But Jonathan Wood, an attorney for the Pacific Legal Foundation, which is representing PETPO, argued that the government’s position would allow it to regulate essentially anything.

If the Commerce Clause allows regulation of any species that affects the environment, and thus commerce, Wood asked what’s to stop the government from applying that same regulation to people, who have a much larger impact on the environment than prairie dogs.

"Can the federal government regulate any activity — regardless of whether it’s economic — with only attenuated and insignificant effects on interstate commerce because it harms a member of a non-commercial species found in only one state?" PLF argued in its brief.

The judges offered little indication where they may be leaning on the case.

The panel consists of a George W. Bush appointee, Jerome Holmes, and two appointees of President Obama, Carolyn McHugh and Nancy Moritz.

Wood said the outcome of the case is "impossible to predict."

But the judges did appear at least somewhat concerned over the broader implications of the case, given that 68 percent of threatened and endangered species reside within the borders of one state.
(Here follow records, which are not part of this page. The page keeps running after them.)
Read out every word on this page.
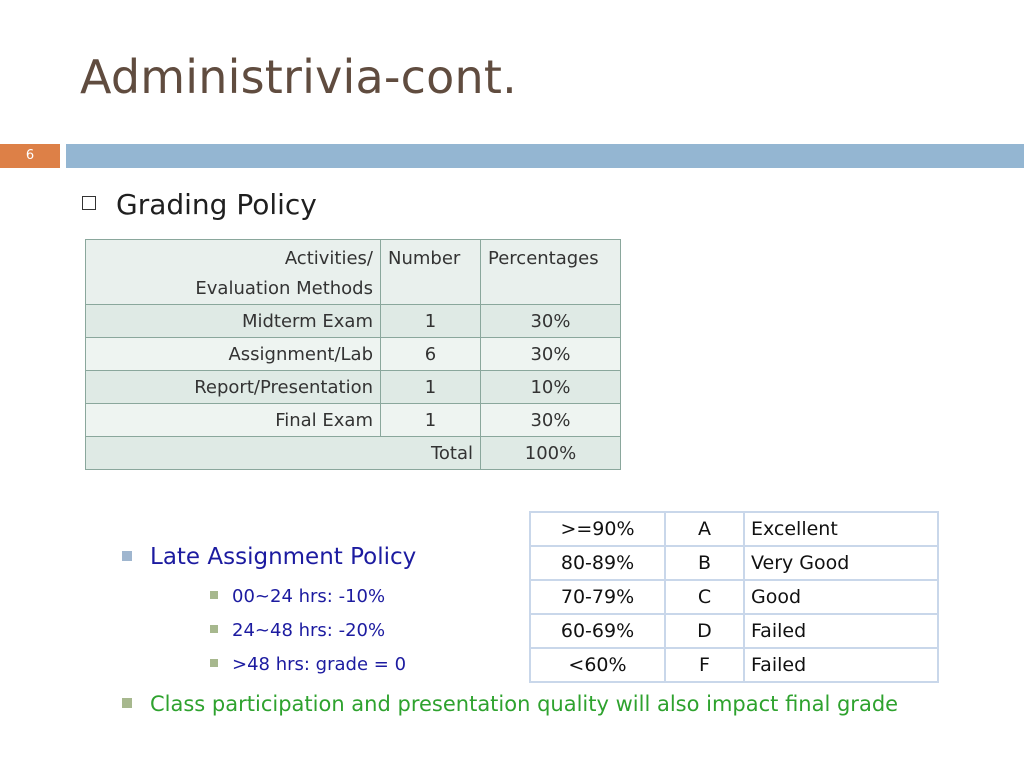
Administrivia-cont.
6
Grading Policy
Activities/
Evaluation Methods	Number	Percentages
Midterm Exam	1	30%
Assignment/Lab	6	30%
Report/Presentation	1	10%
Final Exam	1	30%
Total		100%
>=90%	A	Excellent
80-89%	B	Very Good
70-79%	C	Good
60-69%	D	Failed
<60%	F	Failed
Late Assignment Policy
00~24 hrs: -10%
24~48 hrs: -20%
>48 hrs: grade = 0
Class participation and presentation quality will also impact final grade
Michael Harris, an attorney who argued yesterday on behalf of Friends of Animals, an intervenor backing the government, said he does not believe the panel will depart from how other circuit courts have interpreted ESA.

"We got a good panel," he said. "We got a panel that will look at the issues fairly."

But if the 10th Circuit rules in the landowners’ favor, it could be a "total game changer" for ESA, he said. "It would be absolutely devastating."

Government attorneys made a similar argument in their written brief, warning that "[e]xcising individual species from the act because they do not currently cross state lines or have a current demonstrated commercial value could lead to piecemeal extinctions and undercut the regulatory scheme."

Morton of PETPO said the case is simply about the protection of property owners against excessive and unjust government restrictions. The judges, he said, asked fair questions of both sides.

"We felt they very much understood the gravity of the questions being asked," he said. "We feel like we got a fair shot."

The panel did not indicate when it would issue a ruling.